İddianamede ifadelerine yer verilen, Tokat Cumhuriyet Başsavcılığı tarafından yürütülen soruşturma kapsamında şüpheli olarak ifadesi alınan ve örgütte "abi" olarak nitelendirilen bir pozisyonda olan H.I, Türkiye'de kaç hakim ve savcının örgüt mensubu olduğunun bilinemeyeceğini, böyle bir bilginin de gizli tutulduğunu savunarak "Aynı adliyede görev yapan hakim ve savcılar aynı grupta değillerse birbirlerini bilmezler ancak tahmin edebilirler. Ya da öncesinden birbirlerini tanıyorlarsa bilebilirler, birbirlerinin bilseler dahi birbirlerine söylemezler, birbirlerine yapıdan olup olmadıklarını soramazlar, bu konuda yasak vardır." beyanında bulundu.

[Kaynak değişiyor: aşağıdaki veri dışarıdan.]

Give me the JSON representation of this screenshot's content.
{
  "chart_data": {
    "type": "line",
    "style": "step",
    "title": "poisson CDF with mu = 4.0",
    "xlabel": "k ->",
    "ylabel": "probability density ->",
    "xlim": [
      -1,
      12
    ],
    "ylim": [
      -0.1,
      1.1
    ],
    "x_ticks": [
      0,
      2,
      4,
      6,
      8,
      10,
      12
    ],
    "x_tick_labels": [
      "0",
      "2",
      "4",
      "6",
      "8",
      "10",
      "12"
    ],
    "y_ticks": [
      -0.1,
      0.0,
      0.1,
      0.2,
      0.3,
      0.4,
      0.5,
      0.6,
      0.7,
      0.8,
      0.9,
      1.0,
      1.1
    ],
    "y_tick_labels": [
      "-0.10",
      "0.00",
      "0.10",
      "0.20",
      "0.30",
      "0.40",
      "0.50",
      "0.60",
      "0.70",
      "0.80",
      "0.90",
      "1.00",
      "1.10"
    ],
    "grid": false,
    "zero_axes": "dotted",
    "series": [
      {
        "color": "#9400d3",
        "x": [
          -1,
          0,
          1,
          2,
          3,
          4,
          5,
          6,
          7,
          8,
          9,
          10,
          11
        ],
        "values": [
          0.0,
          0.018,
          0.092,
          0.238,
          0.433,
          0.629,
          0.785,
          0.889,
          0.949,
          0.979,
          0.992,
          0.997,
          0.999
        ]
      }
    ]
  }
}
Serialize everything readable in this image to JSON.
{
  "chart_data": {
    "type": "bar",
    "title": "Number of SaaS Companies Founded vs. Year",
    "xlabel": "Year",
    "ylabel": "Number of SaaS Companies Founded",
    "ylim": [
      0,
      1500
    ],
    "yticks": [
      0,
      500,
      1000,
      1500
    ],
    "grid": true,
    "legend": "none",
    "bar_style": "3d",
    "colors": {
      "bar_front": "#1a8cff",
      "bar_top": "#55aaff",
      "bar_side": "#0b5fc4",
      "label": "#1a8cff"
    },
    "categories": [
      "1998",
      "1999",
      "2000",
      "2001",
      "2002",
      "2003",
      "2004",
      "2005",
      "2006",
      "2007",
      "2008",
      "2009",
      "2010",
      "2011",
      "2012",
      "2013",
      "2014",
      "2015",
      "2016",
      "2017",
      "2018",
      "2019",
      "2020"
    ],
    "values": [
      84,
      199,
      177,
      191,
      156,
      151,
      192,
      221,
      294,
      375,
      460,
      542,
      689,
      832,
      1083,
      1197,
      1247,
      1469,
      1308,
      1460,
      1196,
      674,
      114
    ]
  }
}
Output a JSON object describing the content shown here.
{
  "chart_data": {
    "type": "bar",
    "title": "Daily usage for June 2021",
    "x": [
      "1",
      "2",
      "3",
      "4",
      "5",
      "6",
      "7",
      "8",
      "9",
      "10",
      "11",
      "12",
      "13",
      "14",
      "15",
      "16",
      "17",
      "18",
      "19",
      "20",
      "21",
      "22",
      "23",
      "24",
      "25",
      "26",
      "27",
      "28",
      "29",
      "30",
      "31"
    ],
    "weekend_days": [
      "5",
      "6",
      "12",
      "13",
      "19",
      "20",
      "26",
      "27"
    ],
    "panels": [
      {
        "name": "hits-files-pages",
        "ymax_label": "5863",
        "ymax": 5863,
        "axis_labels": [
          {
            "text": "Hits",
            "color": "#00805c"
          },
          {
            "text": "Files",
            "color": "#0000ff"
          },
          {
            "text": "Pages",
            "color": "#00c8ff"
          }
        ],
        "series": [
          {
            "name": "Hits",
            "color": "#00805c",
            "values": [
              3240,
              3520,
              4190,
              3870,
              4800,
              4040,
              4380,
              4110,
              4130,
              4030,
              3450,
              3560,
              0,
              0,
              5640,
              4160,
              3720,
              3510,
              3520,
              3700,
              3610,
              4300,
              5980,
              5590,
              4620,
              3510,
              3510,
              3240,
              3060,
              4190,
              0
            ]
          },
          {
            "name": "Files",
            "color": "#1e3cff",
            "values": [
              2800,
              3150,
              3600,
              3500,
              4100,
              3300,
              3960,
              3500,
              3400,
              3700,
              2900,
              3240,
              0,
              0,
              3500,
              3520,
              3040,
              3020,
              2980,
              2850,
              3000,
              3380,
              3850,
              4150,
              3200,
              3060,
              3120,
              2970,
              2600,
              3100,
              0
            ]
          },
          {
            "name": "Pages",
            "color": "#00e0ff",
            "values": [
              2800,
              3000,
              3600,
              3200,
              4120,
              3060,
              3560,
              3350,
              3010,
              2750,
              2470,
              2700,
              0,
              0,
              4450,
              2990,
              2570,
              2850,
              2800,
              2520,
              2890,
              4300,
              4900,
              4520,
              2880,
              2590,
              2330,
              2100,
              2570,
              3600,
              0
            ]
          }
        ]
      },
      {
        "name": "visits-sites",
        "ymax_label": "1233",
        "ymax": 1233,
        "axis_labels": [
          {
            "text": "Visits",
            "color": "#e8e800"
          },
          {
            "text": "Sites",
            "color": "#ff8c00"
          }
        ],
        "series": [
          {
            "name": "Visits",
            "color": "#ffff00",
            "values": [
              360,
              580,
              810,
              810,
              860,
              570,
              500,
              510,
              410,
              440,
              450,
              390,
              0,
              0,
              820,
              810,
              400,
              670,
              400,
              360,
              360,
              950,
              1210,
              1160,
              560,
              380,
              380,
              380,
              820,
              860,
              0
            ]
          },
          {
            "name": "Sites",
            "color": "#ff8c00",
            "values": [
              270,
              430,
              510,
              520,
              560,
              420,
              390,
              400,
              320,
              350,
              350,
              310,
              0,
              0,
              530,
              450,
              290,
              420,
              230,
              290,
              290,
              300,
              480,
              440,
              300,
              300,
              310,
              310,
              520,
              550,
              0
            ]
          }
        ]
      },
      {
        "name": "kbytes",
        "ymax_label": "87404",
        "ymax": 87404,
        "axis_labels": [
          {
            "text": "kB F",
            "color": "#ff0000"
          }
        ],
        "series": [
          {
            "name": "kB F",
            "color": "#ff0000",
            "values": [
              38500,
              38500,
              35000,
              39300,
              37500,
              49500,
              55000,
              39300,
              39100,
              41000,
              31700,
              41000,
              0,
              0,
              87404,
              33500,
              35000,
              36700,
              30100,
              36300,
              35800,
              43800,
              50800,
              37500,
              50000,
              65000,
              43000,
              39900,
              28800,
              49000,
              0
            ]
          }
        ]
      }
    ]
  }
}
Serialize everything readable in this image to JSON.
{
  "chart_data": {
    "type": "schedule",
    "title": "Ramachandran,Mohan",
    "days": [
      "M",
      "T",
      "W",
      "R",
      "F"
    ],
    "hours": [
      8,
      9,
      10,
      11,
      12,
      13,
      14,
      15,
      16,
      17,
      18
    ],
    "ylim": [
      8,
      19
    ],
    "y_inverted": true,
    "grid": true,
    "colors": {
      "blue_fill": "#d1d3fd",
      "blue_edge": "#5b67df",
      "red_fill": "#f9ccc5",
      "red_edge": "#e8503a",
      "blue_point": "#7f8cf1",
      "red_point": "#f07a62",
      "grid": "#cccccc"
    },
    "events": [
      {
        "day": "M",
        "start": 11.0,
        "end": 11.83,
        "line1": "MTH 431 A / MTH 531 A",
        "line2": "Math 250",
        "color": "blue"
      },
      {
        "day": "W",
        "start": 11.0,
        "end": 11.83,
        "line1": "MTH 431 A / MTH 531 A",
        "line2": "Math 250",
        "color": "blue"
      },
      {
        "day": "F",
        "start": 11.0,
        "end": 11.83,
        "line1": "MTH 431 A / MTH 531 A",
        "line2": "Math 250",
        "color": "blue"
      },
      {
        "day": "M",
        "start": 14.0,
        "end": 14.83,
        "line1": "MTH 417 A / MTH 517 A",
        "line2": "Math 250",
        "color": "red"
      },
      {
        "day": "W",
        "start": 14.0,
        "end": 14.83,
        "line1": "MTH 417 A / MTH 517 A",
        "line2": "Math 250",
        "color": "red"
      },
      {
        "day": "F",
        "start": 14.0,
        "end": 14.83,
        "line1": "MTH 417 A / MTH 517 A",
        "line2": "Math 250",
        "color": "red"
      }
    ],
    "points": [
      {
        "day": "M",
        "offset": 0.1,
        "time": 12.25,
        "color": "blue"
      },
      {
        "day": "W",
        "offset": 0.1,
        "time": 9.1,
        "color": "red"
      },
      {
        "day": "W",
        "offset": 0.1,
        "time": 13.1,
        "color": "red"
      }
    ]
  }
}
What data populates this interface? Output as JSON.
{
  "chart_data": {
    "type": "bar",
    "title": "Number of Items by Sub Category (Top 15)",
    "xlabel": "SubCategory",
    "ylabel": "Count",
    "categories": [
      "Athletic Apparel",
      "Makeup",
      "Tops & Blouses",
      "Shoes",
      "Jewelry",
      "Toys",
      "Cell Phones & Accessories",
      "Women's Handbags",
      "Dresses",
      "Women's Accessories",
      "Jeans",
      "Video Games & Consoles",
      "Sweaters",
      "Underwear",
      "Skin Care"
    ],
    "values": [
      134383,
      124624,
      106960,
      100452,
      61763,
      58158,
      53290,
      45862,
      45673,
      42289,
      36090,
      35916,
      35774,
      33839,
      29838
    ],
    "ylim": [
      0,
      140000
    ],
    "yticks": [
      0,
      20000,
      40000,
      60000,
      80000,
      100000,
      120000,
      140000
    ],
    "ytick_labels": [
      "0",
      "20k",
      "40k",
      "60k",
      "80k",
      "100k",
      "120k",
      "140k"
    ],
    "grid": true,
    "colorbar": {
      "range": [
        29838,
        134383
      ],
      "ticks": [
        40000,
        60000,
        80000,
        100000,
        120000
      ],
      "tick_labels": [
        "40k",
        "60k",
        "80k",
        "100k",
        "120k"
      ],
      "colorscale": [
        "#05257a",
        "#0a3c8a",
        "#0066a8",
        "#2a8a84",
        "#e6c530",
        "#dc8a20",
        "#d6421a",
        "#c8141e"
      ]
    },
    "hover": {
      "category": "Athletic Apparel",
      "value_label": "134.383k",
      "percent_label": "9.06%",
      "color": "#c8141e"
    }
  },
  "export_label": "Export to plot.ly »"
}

Cuma namazı için izin istemiş
FETÖ/PDY'nin, örgüt mensubu hakim ve savcıların dikkati çekmemesi ve deşifre olmaması için "Namaz kılmamaları ve cuma namazına gitmemeleri" yönünde talimat verdiğini iddia eden H.I, "Bildiğim kadarıyla akademi döneminde hakim ve savcılar, adliyede namaz kılmamaları ve cuma namazına gitmemeleri konusunda uyarılmışlar, bu nedenle namaz kılmazlar ve cuma namazına gitmezler. Ancak küçük bir yer olan Ödemiş'te görev yapan Hasan Bilici bir gün bana geldi. Bilici, 'Abi cumaya gidebilir miyim? Adliyede cumaya tek gitmeyen benim. Benimle dalga geçiyorlar. 'Eşinle evde cuma namazı mı kılıyorsun?' şeklinde sözler söylüyorlar.' diyerek cumaya gitmek için benden izin istedi. Ben de 'Senin cumana karışmam ben sana kıl da demem kılma da demem ama devre abinize sorun.' dedim. 'Sorun oluyorsa arada bir cumaya git' dedim." şeklinde ifadeler kullandı.
Operasyon
FETÖ'nün darbe girişimine ilişkin soruşturma kapsamında, Hakimler ve Savcılar Yüksek Kurulunca (HSYK) açığa alınan Hasan Bilici ve eşi Neslihan Bilici hakkında yakalama kararı verilmişti.
İzmir Emniyet Müdürlüğü Terörle Mücadele şubesi ekipleri 11 Ağustos 2016'da düzenlediği operasyonda, Hasan ve Neslihan Bilici'yi gözaltına almıştı. Hasan Bilici çıkarıldığı nöbetçi sulh ceza hakimliğince tutuklanmış, Neslihan Bilici ise adli kontrol şartıyla serbest bırakılmıştı.
Şüphelilerin 29 Kasım 2016'da meslekten ihraç edildikleri öğrenilmişti.